Comment êtes-vous entré dans la magie ? A quand remonte votre premier déclic ?
Comme il y eu plusieurs déclics ou étapes, je vais répondre à la manière de Georges Perec !
Je me souviens…d’une boîte de magie reçue je ne sais plus à quelle occasion, ni même si c’est moi qui avais souhaité la recevoir.
Je me souviens… du magicien Kio au Cirque de Moscou en représentation à Bruxelles. Je devais avoir plus ou moins 6 ans et en regardant certains de ses numéros, je me demandais si j’étais dans un rêve ou si ce que je voyais était bien réel.
Je me souviens…plus tard… avoir été fasciné par les artistes de rue sur le parvis de Beaubourg à Paris ou aussi par un magicien à Saint-Tropez qui avait réussi à obtenir un grand cercle (de spectateurs) autour de lui grâce à des tours plus drôles que mystérieux.

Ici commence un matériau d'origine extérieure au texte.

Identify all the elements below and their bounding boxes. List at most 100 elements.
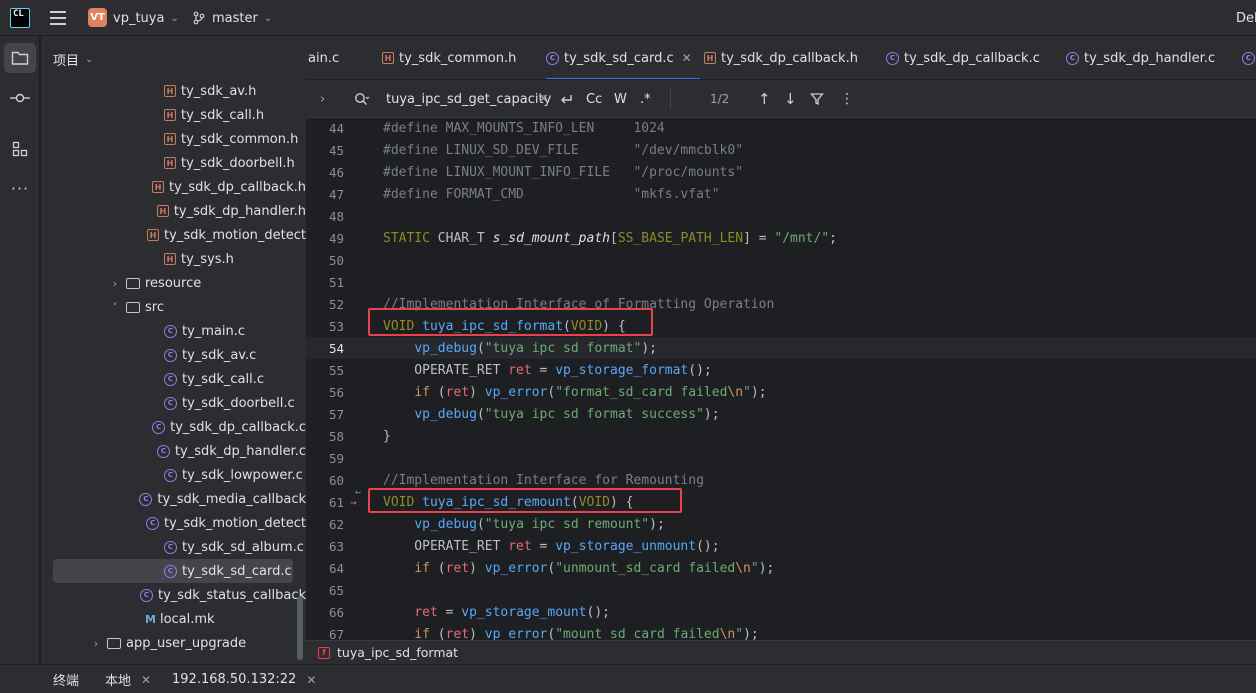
tab-ty-sdk-dp-handler-c[interactable]: C ty_sdk_dp_handler.c (1066, 36, 1215, 79)
tree-item[interactable]: Cty_sdk_sd_album.c (41, 535, 306, 559)
tree-item[interactable]: Hty_sdk_doorbell.h (41, 151, 306, 175)
tree-item[interactable]: Cty_sdk_dp_callback.c (41, 415, 306, 439)
chevron-right-icon[interactable]: › (108, 277, 122, 290)
tree-item[interactable]: Hty_sys.h (41, 247, 306, 271)
code-line[interactable]: 50 (306, 249, 1256, 271)
tree-item[interactable]: › resource (41, 271, 306, 295)
code-line[interactable]: 48 (306, 205, 1256, 227)
code-line[interactable]: 62 vp_debug("tuya ipc sd remount"); (306, 513, 1256, 535)
chevron-down-icon: ⌄ (263, 12, 273, 24)
tree-item[interactable]: Hty_sdk_call.h (41, 103, 306, 127)
code-editor[interactable]: 44 #define MAX_MOUNTS_INFO_LEN 1024 45 #def… (306, 118, 1256, 640)
terminal-tab-remote[interactable]: 192.168.50.132:22 ✕ (172, 665, 316, 693)
code-line[interactable]: 58} (306, 425, 1256, 447)
regex-toggle[interactable]: .* (640, 80, 651, 118)
expand-replace-icon[interactable]: › (320, 80, 325, 118)
tab-overflow[interactable]: C (1242, 36, 1256, 79)
implemented-gutter-icon[interactable]: ← (355, 487, 361, 498)
tree-item-label: ty_sdk_av.c (182, 347, 257, 363)
tree-item[interactable]: Cty_sdk_dp_handler.c (41, 439, 306, 463)
code-line[interactable]: 54 vp_debug("tuya ipc sd format"); (306, 337, 1256, 359)
tab-main-c[interactable]: ain.c (308, 36, 339, 79)
code-line[interactable]: 46 #define LINUX_MOUNT_INFO_FILE "/proc/m… (306, 161, 1256, 183)
code-text: STATIC CHAR_T s_sd_mount_path[SS_BASE_PA… (383, 230, 837, 246)
code-line[interactable]: 45 #define LINUX_SD_DEV_FILE "/dev/mmcblk… (306, 139, 1256, 161)
code-line[interactable]: 57 vp_debug("tuya ipc sd format success"… (306, 403, 1256, 425)
close-tab-icon[interactable]: ✕ (682, 51, 692, 65)
search-history-button[interactable] (354, 80, 370, 118)
tab-ty-sdk-sd-card-c[interactable]: C ty_sdk_sd_card.c ✕ (546, 36, 700, 79)
code-line[interactable]: 56 if (ret) vp_error("format_sd_card fai… (306, 381, 1256, 403)
structure-tool-button[interactable] (4, 134, 36, 164)
project-panel-header[interactable]: 项目 ⌄ (53, 50, 93, 69)
tree-item[interactable]: Cty_sdk_call.c (41, 367, 306, 391)
tree-item[interactable]: ˅ src (41, 295, 306, 319)
find-bar: › tuya_ipc_sd_get_capacity ✕ Cc W .* 1/2… (306, 80, 1256, 118)
code-line[interactable]: 59 (306, 447, 1256, 469)
tree-item[interactable]: Mlocal.mk (41, 607, 306, 631)
tab-ty-sdk-common-h[interactable]: H ty_sdk_common.h (382, 36, 516, 79)
terminal-tab-local[interactable]: 本地 ✕ (105, 665, 151, 693)
tab-ty-sdk-dp-callback-h[interactable]: H ty_sdk_dp_callback.h (704, 36, 858, 79)
tree-item[interactable]: Hty_sdk_dp_callback.h (41, 175, 306, 199)
project-tool-button[interactable] (4, 43, 36, 73)
project-badge[interactable]: VT (88, 8, 107, 27)
previous-occurrence-icon[interactable]: ↑ (758, 80, 771, 118)
project-scrollbar[interactable] (297, 596, 303, 660)
terminal-title[interactable]: 终端 (53, 665, 79, 693)
clear-search-icon[interactable]: ✕ (538, 80, 549, 118)
filter-button[interactable] (810, 80, 824, 118)
project-switcher[interactable]: vp_tuya ⌄ (113, 0, 179, 36)
tree-item[interactable]: Cty_sdk_doorbell.c (41, 391, 306, 415)
code-line[interactable]: 55 OPERATE_RET ret = vp_storage_format()… (306, 359, 1256, 381)
code-line[interactable]: 67 if (ret) vp_error("mount_sd_card fail… (306, 623, 1256, 641)
code-line[interactable]: 47 #define FORMAT_CMD "mkfs.vfat" (306, 183, 1256, 205)
tree-item[interactable]: Hty_sdk_motion_detect (41, 223, 306, 247)
close-tab-icon[interactable]: ✕ (306, 673, 316, 687)
tree-item[interactable]: Cty_sdk_media_callback (41, 487, 306, 511)
tree-item[interactable]: › app_user_upgrade (41, 631, 306, 655)
main-menu-button[interactable] (48, 0, 68, 36)
line-number: 48 (328, 208, 344, 224)
search-input[interactable]: tuya_ipc_sd_get_capacity (386, 80, 551, 118)
tree-item[interactable]: Cty_sdk_status_callback (41, 583, 306, 607)
tree-item-label: src (145, 299, 164, 315)
chevron-down-icon[interactable]: ˅ (108, 301, 122, 314)
tab-ty-sdk-dp-callback-c[interactable]: C ty_sdk_dp_callback.c (886, 36, 1040, 79)
tree-item[interactable]: Cty_sdk_av.c (41, 343, 306, 367)
code-line[interactable]: 51 (306, 271, 1256, 293)
branch-switcher[interactable]: master ⌄ (192, 0, 272, 36)
code-line[interactable]: 65 (306, 579, 1256, 601)
code-line[interactable]: 64 if (ret) vp_error("unmount_sd_card fa… (306, 557, 1256, 579)
code-line[interactable]: 63 OPERATE_RET ret = vp_storage_unmount(… (306, 535, 1256, 557)
app-logo-icon[interactable]: CL (10, 8, 30, 28)
hamburger-icon (50, 11, 66, 13)
code-line[interactable]: 44 #define MAX_MOUNTS_INFO_LEN 1024 (306, 118, 1256, 139)
c-file-icon: C (164, 564, 177, 578)
chevron-down-icon: ⌄ (170, 12, 179, 24)
line-number: 51 (328, 274, 344, 290)
match-case-toggle[interactable]: Cc (586, 80, 602, 118)
tree-item[interactable]: Hty_sdk_common.h (41, 127, 306, 151)
code-text: if (ret) vp_error("unmount_sd_card faile… (414, 560, 775, 576)
terminal-tab-label: 192.168.50.132:22 (172, 672, 297, 687)
commit-tool-button[interactable] (4, 83, 36, 113)
words-toggle[interactable]: W (614, 80, 627, 118)
more-vertical-icon[interactable]: ⋮ (840, 80, 854, 118)
more-tools-button[interactable]: ··· (4, 173, 36, 203)
next-occurrence-icon[interactable]: ↓ (784, 80, 797, 118)
chevron-right-icon[interactable]: › (89, 637, 103, 650)
new-line-toggle[interactable] (558, 80, 574, 118)
tree-item[interactable]: Cty_sdk_motion_detect (41, 511, 306, 535)
code-line[interactable]: 49 STATIC CHAR_T s_sd_mount_path[SS_BASE_… (306, 227, 1256, 249)
tree-item[interactable]: Cty_sdk_sd_card.c (53, 559, 293, 583)
tree-item[interactable]: Cty_main.c (41, 319, 306, 343)
tree-item[interactable]: Cty_sdk_lowpower.c (41, 463, 306, 487)
tree-item-label: ty_sdk_call.h (181, 107, 265, 123)
line-number: 55 (328, 362, 344, 378)
breadcrumb[interactable]: f tuya_ipc_sd_format (306, 640, 1256, 664)
close-tab-icon[interactable]: ✕ (141, 673, 151, 687)
tree-item[interactable]: Hty_sdk_av.h (41, 79, 306, 103)
tree-item[interactable]: Hty_sdk_dp_handler.h (41, 199, 306, 223)
code-line[interactable]: 66 ret = vp_storage_mount(); (306, 601, 1256, 623)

Je me souviens aussi… de spectacles de magie qu’enfant, je donnais et imposais (!), à chaque fête de Noël, à toute la famille…
Quand avez-vous franchi le premier pas et comment avez-vous appris ?
Par défi envers moi-même, je me suis « planté » un jour dans les Galeries de la Reine près de la Grand Place de Bruxelles. « Planté » car il a fallu un certain temps avant que j’ose tenter d’intéresser les passants pour pouvoir commencer un spectacle et passer ensuite le chapeau. Je ne sais plus si j’étais encore étudiant en polytechnique ou si j’avais déjà commencé ma “reconversion professionnelle” !
Les Magiciens (1989-1995).
Avant ce premier pas « en rue », je m’étais débrouillé tant bien que mal pour apprendre… car Internet n’existait pas à l’époque.
Une petite annonce du magasin « Monsieur Séraphin » à Lyon (!) dans l’hebdomadaire pour enfants Pif Gadget m’a permis de commander le Cours Magica de Robert Veno et aussi le livre de Pavel.
Et chaque année, j’achetais un livre de magie à la maison d’édition Payot à la Foire du Livre de Bruxelles !
J’ai même loué aussi un magnétoscope pour visionner ma première cassette vidéo de magie ! Celle sur le Topit de Patrick Page.
Et puis surtout, un article dans un journal m’a appris l’existence d’un club pour jeunes magiciens à Bruxelles qui était animé par Klingsor et Mandrex. Les réunions permettaient de présenter des tours et d’en apprendre d’autres. Cela donnait aussi parfois l’occasion de rencontrer un vrai public lors de spectacles organisés sous forme de concours.
De fil en aiguille, j’ai commencé à fréquenter les congrès de magie à Bruxelles et à l’étranger.
Deuxième prix à la Colombe-d’Or (Antibes Juan-les-Pins, 1998).
Quelles sont les personnes ou les opportunités qui vous ont aidé. A l’inverse, un évènement vous a-t-il freiné ?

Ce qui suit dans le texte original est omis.